The team studied PUUs along with a glassy polycarbonate. Although polycarbonate has high fracture toughness and ballistic strength, PUUs had greater dynamic stiffening during impact at strain rates on the order of 108/s. Furthermore, they resisted penetration of the micro-particles. Changing the PUU’s composition in one instance lead to a roughly 50% reduction in maximum penetration depth.
PUUs have complex microstructures, along with a broad range of relaxation times, and these characteristics indicate how efficiently molecules in their polymer chains respond to external impulses. For PUUs molecules with relaxation times on the order of microseconds, slower dynamics lead to dynamic stiffening. PUUs with nanosecond relaxation times provide additional energy absorption. These viscoelastic characteristics show that elastomers, as well as other polymeric materials, may deform differently depending on how fast it is deformed.
The team hypothesizes that PUUs exhibit a cooperative molecular relaxation mechanism with a cascade of molecular motions, each oscillating at specific frequencies to dissipate absorbed energy. These dynamic strengthening and stiffening characteristics could presumably be increased by intermolecular hydrogen bonds present throughout physically-crosslinked PUUs.
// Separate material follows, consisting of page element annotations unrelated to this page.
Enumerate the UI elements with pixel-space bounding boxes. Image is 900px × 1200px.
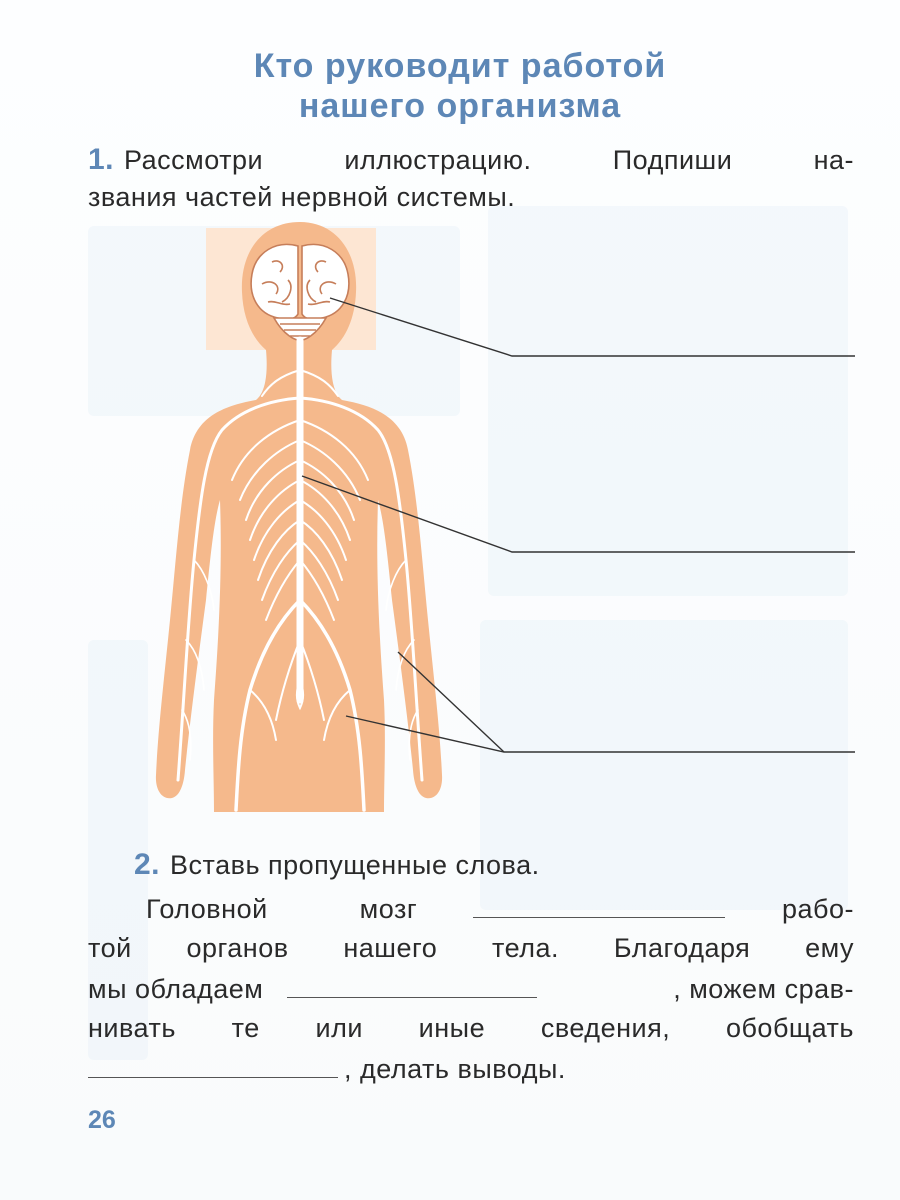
task-1-number: 1.	[88, 143, 115, 176]
blank-2[interactable]	[287, 975, 537, 998]
answer-line-3[interactable]	[504, 726, 855, 750]
task-2-line-4: нивать те или иные сведения, обобщать	[88, 1013, 854, 1043]
page-title-line-2: нашего организма	[298, 87, 622, 125]
answer-line-2[interactable]	[512, 526, 855, 550]
task-2-line-5	[88, 1051, 854, 1088]
task-2-word-golovnoy: Головной	[146, 894, 268, 924]
task-2-heading: Вставь пропущенные слова.	[170, 850, 540, 880]
task-2-word-vyvody: , делать выводы.	[344, 1054, 566, 1084]
task-2-word-mozg: мозг	[359, 894, 418, 924]
task-1-text-1: Рассмотри иллюстрацию. Подпиши на-	[124, 145, 854, 175]
task-2	[88, 846, 854, 1088]
blank-1[interactable]	[473, 895, 725, 918]
task-2-word-obladaem: мы обладаем	[88, 974, 264, 1004]
task-2-number: 2.	[134, 848, 161, 881]
task-2-heading-line	[88, 846, 854, 884]
blank-3[interactable]	[88, 1055, 338, 1078]
answer-line-1[interactable]	[512, 330, 855, 354]
task-2-line-3	[88, 971, 854, 1008]
task-2-line-2: той органов нашего тела. Благодаря ему	[88, 933, 854, 963]
page-title-line-1: Кто руководит работой	[253, 47, 667, 85]
task-2-line-1	[88, 891, 854, 928]
task-2-word-mozhem: , можем срав-	[673, 974, 854, 1004]
task-2-word-rabo: рабо-	[781, 894, 854, 924]
task-1-line-2: звания частей нервной системы.	[88, 182, 516, 212]
page-number: 26	[88, 1106, 116, 1134]
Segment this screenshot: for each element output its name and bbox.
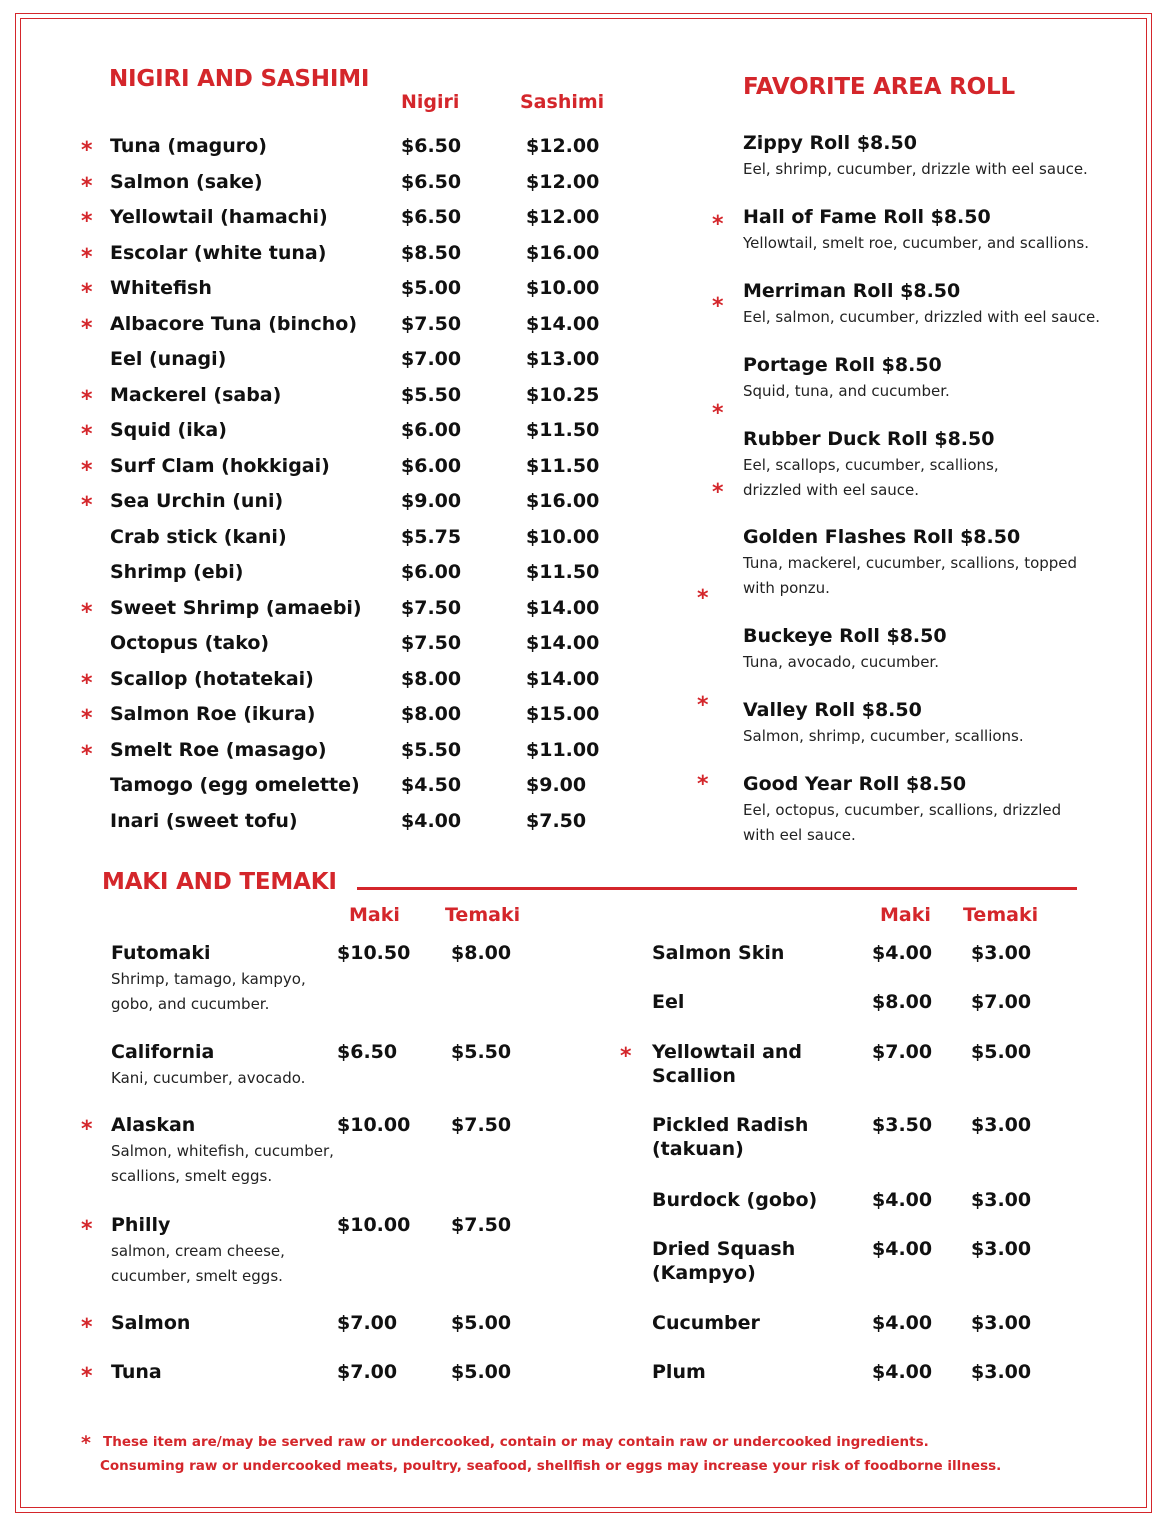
nigiri-price: $8.00 xyxy=(401,667,462,690)
asterisk-icon: * xyxy=(697,772,709,797)
temaki-price: $5.00 xyxy=(451,1312,512,1334)
temaki-price: $3.00 xyxy=(971,1312,1032,1334)
maki-description: Shrimp, tamago, kampyo, xyxy=(111,970,306,988)
item-name: Octopus (tako) xyxy=(110,632,270,654)
temaki-price: $5.00 xyxy=(451,1361,512,1383)
nigiri-price: $5.50 xyxy=(401,383,462,406)
maki-price: $7.00 xyxy=(337,1312,398,1334)
temaki-price: $5.00 xyxy=(971,1041,1032,1063)
item-name: Tuna (maguro) xyxy=(110,135,267,157)
nigiri-row xyxy=(0,632,1167,662)
maki-description: salmon, cream cheese, xyxy=(111,1242,285,1260)
roll-description: Yellowtail, smelt roe, cucumber, and scallions. xyxy=(743,234,1089,252)
sashimi-price: $14.00 xyxy=(526,596,600,619)
asterisk-icon: * xyxy=(81,670,93,696)
maki-description: gobo, and cucumber. xyxy=(111,994,270,1013)
asterisk-icon: * xyxy=(81,138,93,163)
maki-name: Scallion xyxy=(652,1065,736,1087)
nigiri-row xyxy=(0,384,1167,414)
sashimi-price: $14.00 xyxy=(526,667,600,690)
nigiri-row xyxy=(0,348,1167,378)
maki-name: Plum xyxy=(652,1361,706,1383)
temaki-price: $7.50 xyxy=(451,1114,512,1136)
temaki-column-header-right: Temaki xyxy=(963,904,1039,926)
sashimi-column-header: Sashimi xyxy=(520,91,605,113)
item-name: Salmon Roe (ikura) xyxy=(110,703,316,725)
maki-name: Eel xyxy=(652,991,685,1013)
item-name: Sweet Shrimp (amaebi) xyxy=(110,596,362,619)
asterisk-icon: * xyxy=(81,1217,93,1242)
maki-temaki-heading: MAKI AND TEMAKI xyxy=(102,869,337,895)
temaki-price: $7.00 xyxy=(971,991,1032,1013)
maki-name: Salmon Skin xyxy=(652,942,785,964)
asterisk-icon: * xyxy=(81,173,93,199)
item-name: Shrimp (ebi) xyxy=(110,561,244,583)
item-name: Scallop (hotatekai) xyxy=(110,667,314,690)
item-name: Whitefish xyxy=(110,277,212,299)
maki-name: Yellowtail and xyxy=(652,1041,803,1063)
nigiri-price: $4.50 xyxy=(401,774,462,796)
asterisk-icon: * xyxy=(81,209,93,234)
footnote-line-1: These item are/may be served raw or undercooked, contain or may contain raw or undercooked ingredients. xyxy=(103,1434,929,1450)
nigiri-row xyxy=(0,277,1167,307)
roll-description: drizzled with eel sauce. xyxy=(743,480,920,499)
nigiri-price: $7.50 xyxy=(401,596,462,619)
maki-name: Philly xyxy=(111,1214,171,1236)
asterisk-icon: * xyxy=(697,693,709,718)
maki-description: scallions, smelt eggs. xyxy=(111,1166,273,1185)
maki-price: $4.00 xyxy=(872,1189,933,1211)
roll-name: Good Year Roll $8.50 xyxy=(743,773,967,795)
temaki-price: $3.00 xyxy=(971,942,1032,964)
roll-name: Buckeye Roll $8.50 xyxy=(743,625,947,647)
nigiri-price: $7.50 xyxy=(401,312,462,335)
asterisk-icon: * xyxy=(81,1117,93,1142)
section-divider xyxy=(357,887,1077,890)
roll-name: Zippy Roll $8.50 xyxy=(743,132,917,154)
maki-price: $4.00 xyxy=(872,942,933,964)
maki-name: Futomaki xyxy=(111,942,211,964)
asterisk-icon: * xyxy=(81,1315,93,1340)
roll-name: Golden Flashes Roll $8.50 xyxy=(743,526,1021,548)
roll-description: Salmon, shrimp, cucumber, scallions. xyxy=(743,727,1024,745)
nigiri-price: $6.00 xyxy=(401,454,462,477)
roll-name: Valley Roll $8.50 xyxy=(743,699,922,721)
maki-name: California xyxy=(111,1041,215,1063)
temaki-price: $3.00 xyxy=(971,1114,1032,1136)
maki-description: cucumber, smelt eggs. xyxy=(111,1266,283,1285)
nigiri-sashimi-heading: NIGIRI AND SASHIMI xyxy=(109,66,370,92)
asterisk-icon: * xyxy=(81,493,93,518)
nigiri-price: $8.00 xyxy=(401,703,462,725)
nigiri-price: $5.50 xyxy=(401,738,462,761)
maki-name: Alaskan xyxy=(111,1114,196,1136)
item-name: Escolar (white tuna) xyxy=(110,241,327,264)
sashimi-price: $14.00 xyxy=(526,312,600,335)
temaki-price: $7.50 xyxy=(451,1214,512,1236)
nigiri-row xyxy=(0,597,1167,627)
sashimi-price: $10.00 xyxy=(526,277,600,299)
maki-price: $10.00 xyxy=(337,1214,411,1236)
item-name: Inari (sweet tofu) xyxy=(110,809,298,832)
maki-column-header-right: Maki xyxy=(880,904,931,926)
item-name: Albacore Tuna (bincho) xyxy=(110,312,358,335)
asterisk-icon: * xyxy=(81,599,93,625)
roll-name: Portage Roll $8.50 xyxy=(743,354,942,376)
item-name: Mackerel (saba) xyxy=(110,383,282,406)
temaki-column-header-left: Temaki xyxy=(445,904,521,926)
nigiri-price: $6.00 xyxy=(401,419,462,441)
nigiri-price: $6.50 xyxy=(401,170,462,193)
maki-price: $7.00 xyxy=(872,1041,933,1063)
temaki-price: $8.00 xyxy=(451,942,512,964)
asterisk-icon: * xyxy=(81,457,93,483)
roll-name: Hall of Fame Roll $8.50 xyxy=(743,206,991,228)
maki-price: $10.00 xyxy=(337,1114,411,1136)
sashimi-price: $15.00 xyxy=(526,703,600,725)
maki-name: Pickled Radish xyxy=(652,1114,809,1136)
asterisk-icon: * xyxy=(81,741,93,767)
maki-name: Burdock (gobo) xyxy=(652,1189,818,1211)
nigiri-row xyxy=(0,206,1167,236)
nigiri-price: $7.50 xyxy=(401,632,462,654)
roll-description: with ponzu. xyxy=(743,578,830,597)
asterisk-icon: * xyxy=(697,586,709,611)
item-name: Sea Urchin (uni) xyxy=(110,490,284,512)
sashimi-price: $11.00 xyxy=(526,738,600,761)
asterisk-icon: * xyxy=(81,422,93,447)
roll-name: Merriman Roll $8.50 xyxy=(743,280,961,302)
roll-description: Eel, shrimp, cucumber, drizzle with eel sauce. xyxy=(743,160,1088,178)
sashimi-price: $12.00 xyxy=(526,170,600,193)
maki-name: Salmon xyxy=(111,1312,191,1334)
maki-price: $7.00 xyxy=(337,1361,398,1383)
item-name: Squid (ika) xyxy=(110,419,227,441)
asterisk-icon: * xyxy=(81,1432,91,1454)
maki-price: $3.50 xyxy=(872,1114,933,1136)
sashimi-price: $12.00 xyxy=(526,206,600,228)
asterisk-icon: * xyxy=(712,212,724,237)
asterisk-icon: * xyxy=(620,1044,632,1069)
maki-description: Salmon, whitefish, cucumber, xyxy=(111,1142,334,1160)
item-name: Surf Clam (hokkigai) xyxy=(110,454,330,477)
sashimi-price: $12.00 xyxy=(526,135,600,157)
sashimi-price: $14.00 xyxy=(526,632,600,654)
asterisk-icon: * xyxy=(81,706,93,731)
roll-description: Tuna, mackerel, cucumber, scallions, topped xyxy=(743,554,1078,572)
sashimi-price: $13.00 xyxy=(526,348,600,370)
roll-description: Eel, scallops, cucumber, scallions, xyxy=(743,456,999,474)
nigiri-price: $8.50 xyxy=(401,241,462,264)
nigiri-row xyxy=(0,668,1167,698)
roll-description: with eel sauce. xyxy=(743,825,856,844)
sashimi-price: $11.50 xyxy=(526,419,600,441)
nigiri-price: $6.50 xyxy=(401,135,462,157)
asterisk-icon: * xyxy=(81,386,93,412)
asterisk-icon: * xyxy=(81,244,93,270)
temaki-price: $3.00 xyxy=(971,1238,1032,1260)
roll-description: Tuna, avocado, cucumber. xyxy=(743,653,939,671)
temaki-price: $5.50 xyxy=(451,1041,512,1063)
asterisk-icon: * xyxy=(712,401,724,426)
nigiri-row xyxy=(0,490,1167,520)
maki-name: Tuna xyxy=(111,1361,162,1383)
roll-name: Rubber Duck Roll $8.50 xyxy=(743,428,995,450)
asterisk-icon: * xyxy=(81,315,93,341)
temaki-price: $3.00 xyxy=(971,1189,1032,1211)
maki-price: $8.00 xyxy=(872,991,933,1013)
sashimi-price: $11.50 xyxy=(526,561,600,583)
maki-price: $4.00 xyxy=(872,1238,933,1260)
favorite-roll-heading: FAVORITE AREA ROLL xyxy=(743,74,1015,100)
asterisk-icon: * xyxy=(712,294,724,319)
nigiri-price: $9.00 xyxy=(401,490,462,512)
nigiri-price: $5.00 xyxy=(401,277,462,299)
maki-price: $6.50 xyxy=(337,1041,398,1063)
sashimi-price: $7.50 xyxy=(526,809,587,832)
item-name: Crab stick (kani) xyxy=(110,525,287,548)
roll-description: Eel, octopus, cucumber, scallions, drizzled xyxy=(743,801,1062,819)
nigiri-row xyxy=(0,774,1167,804)
nigiri-column-header: Nigiri xyxy=(401,91,460,113)
asterisk-icon: * xyxy=(81,280,93,305)
maki-description: Kani, cucumber, avocado. xyxy=(111,1069,306,1087)
item-name: Tamogo (egg omelette) xyxy=(110,774,360,796)
sashimi-price: $9.00 xyxy=(526,774,587,796)
asterisk-icon: * xyxy=(81,1364,93,1389)
sashimi-price: $16.00 xyxy=(526,241,600,264)
sashimi-price: $10.25 xyxy=(526,383,600,406)
maki-price: $10.50 xyxy=(337,942,411,964)
item-name: Eel (unagi) xyxy=(110,348,227,370)
asterisk-icon: * xyxy=(712,480,724,505)
maki-name: (Kampyo) xyxy=(652,1262,756,1284)
maki-price: $4.00 xyxy=(872,1312,933,1334)
nigiri-price: $5.75 xyxy=(401,525,462,548)
item-name: Smelt Roe (masago) xyxy=(110,738,327,761)
temaki-price: $3.00 xyxy=(971,1361,1032,1383)
roll-description: Eel, salmon, cucumber, drizzled with eel sauce. xyxy=(743,308,1101,326)
maki-name: Cucumber xyxy=(652,1312,760,1334)
nigiri-price: $6.00 xyxy=(401,561,462,583)
nigiri-price: $4.00 xyxy=(401,809,462,832)
maki-column-header-left: Maki xyxy=(349,904,400,926)
maki-name: Dried Squash xyxy=(652,1238,796,1260)
roll-description: Squid, tuna, and cucumber. xyxy=(743,382,950,400)
footnote-line-2: Consuming raw or undercooked meats, poultry, seafood, shellfish or eggs may increase your risk of foodborne illness. xyxy=(100,1458,1002,1474)
nigiri-price: $7.00 xyxy=(401,348,462,370)
nigiri-price: $6.50 xyxy=(401,206,462,228)
item-name: Yellowtail (hamachi) xyxy=(110,206,328,228)
maki-name: (takuan) xyxy=(652,1138,744,1160)
item-name: Salmon (sake) xyxy=(110,170,263,193)
sashimi-price: $10.00 xyxy=(526,525,600,548)
maki-price: $4.00 xyxy=(872,1361,933,1383)
sashimi-price: $11.50 xyxy=(526,454,600,477)
sashimi-price: $16.00 xyxy=(526,490,600,512)
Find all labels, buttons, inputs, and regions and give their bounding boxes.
In contrast, there is no microsecond relaxation in polycarbonate, nor is hydrogen bonding available in polycarbonate, despite its toughness and impact strength. Thus, PUUs or high-performance elastomers with several relaxation times are key to dynamic strengthening and stiffening over a time scale from microseconds to nanoseconds.
PUUs, polyurethanes, and similar elastomers that exhibit dynamic strengthening in high-rate deformations that limit deformations of the helmet under impact would make for better combat helmets. Other possible military uses include face shields, ballistic vests, protective gear for legs and arms, and blast-resistant combat boots. On the civilian side, they could protect football players and young athletes against concussions and other brain-related injuries brought upon by collisions. From the design perspective, the PUUs can be used as the helmet’s outermost layers or to replace the polycarbonate shell.